Toward the end of his time on earth, Dietrich Bonhoeffer proposed to write a theology of the child. I have a young child at the moment, and have been reflecting on some of the ways we tend to speak of childhood and growth.

One of the more subtly pernicious ways parents are introduced to ways of thinking about childhood, I think, is through language of milestones or phases of development. Much of this language emerges in parenting literature that seeks to provide the parent with a “what to expect” from your child at different ages or phases of “development.” There are ways in which failure to meet these normative developmental milestones is flagged as something to be monitored, even in more marked cases, medically diagnose or pathologise.

This produces a kind of anxiety in the parent. Are they going to the right daycare? How good are their motor skills? Is their language coming along well enough? This is produced by what in theological terms we might call an anthropological teleology: a way of thinking about the goal (telos) of human life (anthropos). Often this maps unfortunately onto ways of talking about a child’s prospects in an ultra-competitive world of schools and careers. We impute to the child aptitudes from an early age which correspond to career aspirations, the kid who loves blocks becomes the engineer. Parenting becomes a mixture of wanting to let the child be, to enjoy their childhood, to be free of worry, to play, and of wanting to “set them up for success.”
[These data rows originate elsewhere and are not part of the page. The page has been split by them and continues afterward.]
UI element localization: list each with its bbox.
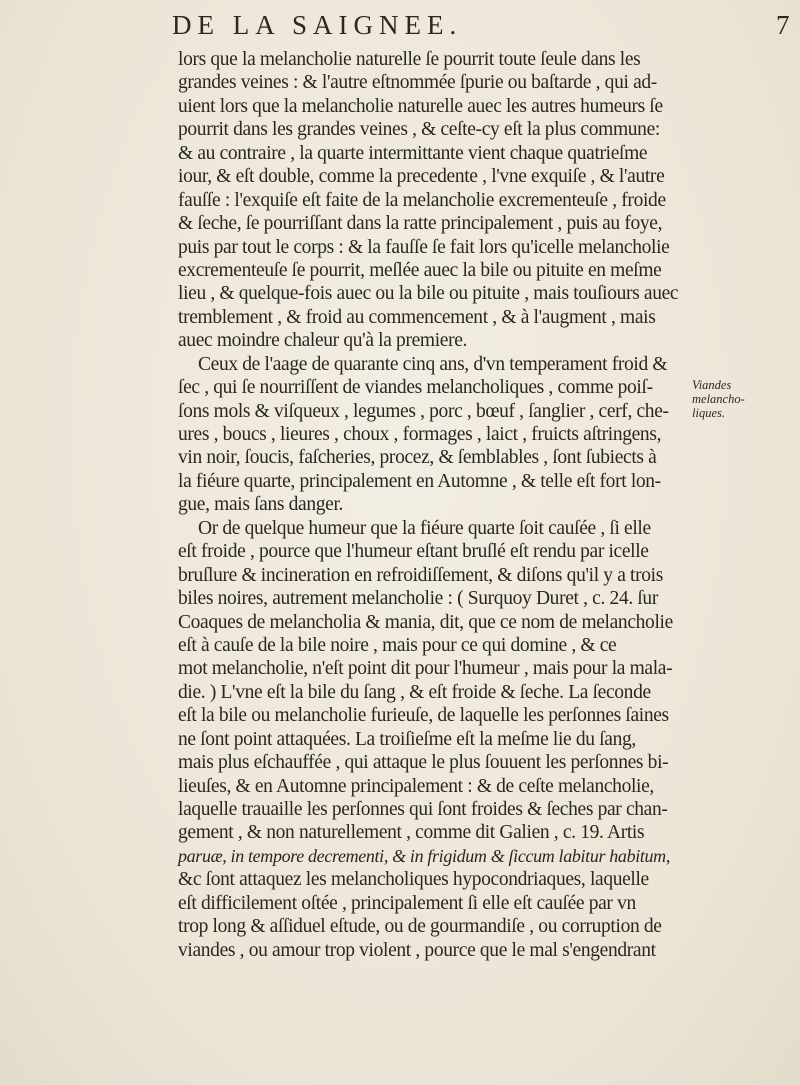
text-line: die. ) L'vne eſt la bile du ſang , & eſt froide & ſeche. La ſeconde xyxy=(178,681,651,703)
text-line: grandes veines : & l'autre eſtnommée ſpurie ou baſtarde , qui ad- xyxy=(178,72,657,94)
text-line: vin noir, ſoucis, faſcheries, procez, & ſemblables , ſont ſubiects à xyxy=(178,447,657,469)
text-line: puis par tout le corps : & la fauſſe ſe fait lors qu'icelle melancholie xyxy=(178,236,670,258)
text-line: auec moindre chaleur qu'à la premiere. xyxy=(178,330,468,352)
text-line: Ceux de l'aage de quarante cinq ans, d'vn temperament froid & xyxy=(198,353,668,375)
text-line: iour, & eſt double, comme la precedente , l'vne exquiſe , & l'autre xyxy=(178,166,665,188)
text-line: &c ſont attaquez les melancholiques hypocondriaques, laquelle xyxy=(178,869,649,891)
margin-note-line: Viandes xyxy=(692,378,732,392)
text-line: Or de quelque humeur que la fiéure quarte ſoit cauſée , ſi elle xyxy=(198,517,651,539)
text-line: & ſeche, ſe pourriſſant dans la ratte principalement , puis au foye, xyxy=(178,213,663,235)
text-line: bruſlure & incineration en refroidiſſement, & diſons qu'il y a trois xyxy=(178,564,663,586)
text-line: paruæ, in tempore decrementi, & in frigidum & ſiccum labitur habitum, xyxy=(178,845,670,866)
text-line: eſt difficilement oſtée , principalement ſi elle eſt cauſée par vn xyxy=(178,892,636,914)
text-line: pourrit dans les grandes veines , & ceſte-cy eſt la plus commune: xyxy=(178,119,660,141)
text-line: lieuſes, & en Automne principalement : & de ceſte melancholie, xyxy=(178,775,654,797)
text-line: lors que la melancholie naturelle ſe pourrit toute ſeule dans les xyxy=(178,49,641,70)
text-line: trop long & aſſiduel eſtude, ou de gourmandiſe , ou corruption de xyxy=(178,916,662,938)
page-header xyxy=(0,10,800,50)
text-line: mais plus eſchauffée , qui attaque le plus ſouuent les perſonnes bi- xyxy=(178,752,669,774)
running-title: DE LA SAIGNEE. xyxy=(172,10,463,40)
text-line: eſt à cauſe de la bile noire , mais pour ce qui domine , & ce xyxy=(178,634,617,656)
text-line: laquelle trauaille les perſonnes qui ſont froides & ſeches par chan- xyxy=(178,799,668,820)
body-text xyxy=(178,48,778,962)
margin-note-line: melancho- xyxy=(692,392,745,406)
text-line: mot melancholie, n'eſt point dit pour l'humeur , mais pour la mala- xyxy=(178,658,673,680)
text-line: biles noires, autrement melancholie : ( Surquoy Duret , c. 24. ſur xyxy=(178,588,658,610)
text-line: ne ſont point attaquées. La troiſieſme eſt la meſme lie du ſang, xyxy=(178,728,636,750)
text-line: uient lors que la melancholie naturelle auec les autres humeurs ſe xyxy=(178,95,663,117)
text-line: Coaques de melancholia & mania, dit, que ce nom de melancholie xyxy=(178,611,673,633)
text-line: ſons mols & viſqueux , legumes , porc , bœuf , ſanglier , cerf, che- xyxy=(178,400,669,422)
text-line: gue, mais ſans danger. xyxy=(178,494,344,516)
text-line: ſec , qui ſe nourriſſent de viandes melancholiques , comme poiſ- xyxy=(178,377,653,399)
text-line: viandes , ou amour trop violent , pource que le mal s'engendrant xyxy=(178,939,656,961)
text-line: gement , & non naturellement , comme dit Galien , c. 19. Artis xyxy=(178,822,645,844)
text-line: lieu , & quelque-fois auec ou la bile ou pituite , mais touſiours auec xyxy=(178,283,679,305)
text-line: & au contraire , la quarte intermittante vient chaque quatrieſme xyxy=(178,142,648,164)
page-number: 7 xyxy=(776,10,790,40)
text-line: eſt froide , pource que l'humeur eſtant bruſlé eſt rendu par icelle xyxy=(178,541,649,563)
text-line: ures , boucs , lieures , choux , formages , laict , fruicts aſtringens, xyxy=(178,424,662,445)
text-line: fauſſe : l'exquiſe eſt faite de la melancholie excrementeuſe , froide xyxy=(178,189,666,211)
margin-note xyxy=(692,378,800,420)
margin-note-line: liques. xyxy=(692,406,725,420)
text-line: eſt la bile ou melancholie furieuſe, de laquelle les perſonnes ſaines xyxy=(178,705,669,727)
text-line: excrementeuſe ſe pourrit, meſlée auec la bile ou pituite en meſme xyxy=(178,259,662,281)
text-line: la fiéure quarte, principalement en Automne , & telle eſt fort lon- xyxy=(178,470,661,492)
text-line: tremblement , & froid au commencement , & à l'augment , mais xyxy=(178,306,656,328)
One of the reasons I find these ways of thinking about development pernicious is because they attend to loss or slippage in the wrong place. One of the things I am conscious of constantly in watching my child is that they will never be this way again. That time will march on, that I will never have access to them at this age again. Parenting is, in this sense, a series of losses. Those losses can induce in me a kind of melancholia, a refusal to let go of how my child was, to fix them in my imagination and refuse to let be. Or loss can be the condition of parenting as a kind of letting go of mastery. I’m not to set my child up for success, I’m to give them back to God. This is what Simone Weil calls “decreation”: that creation is always in a process of giving itself back to God, becoming nothing, and that is its goal.

The way we reasoned with ourselves over our child’s baptism was to see it as a form of what you might call parental dispossession. The image of handing over an infant to participation in the death and resurrection of the messiah, independently of their understanding what is taking place, is a strange one. When Abraham was about to slaughter his only son, to wield the knife on the greatest gift ever given, God provided a ram instead. When God handed over his child we spat in its face and slaughtered it ourselves. Might we say that God gives us our children so that we can give them to God? My child is not the site for me to project my unfulfilled dreams of becoming a footballer, or a more successful academic. My child is not a site for me to find myself, but for me to offer my dreams up in favour of hope.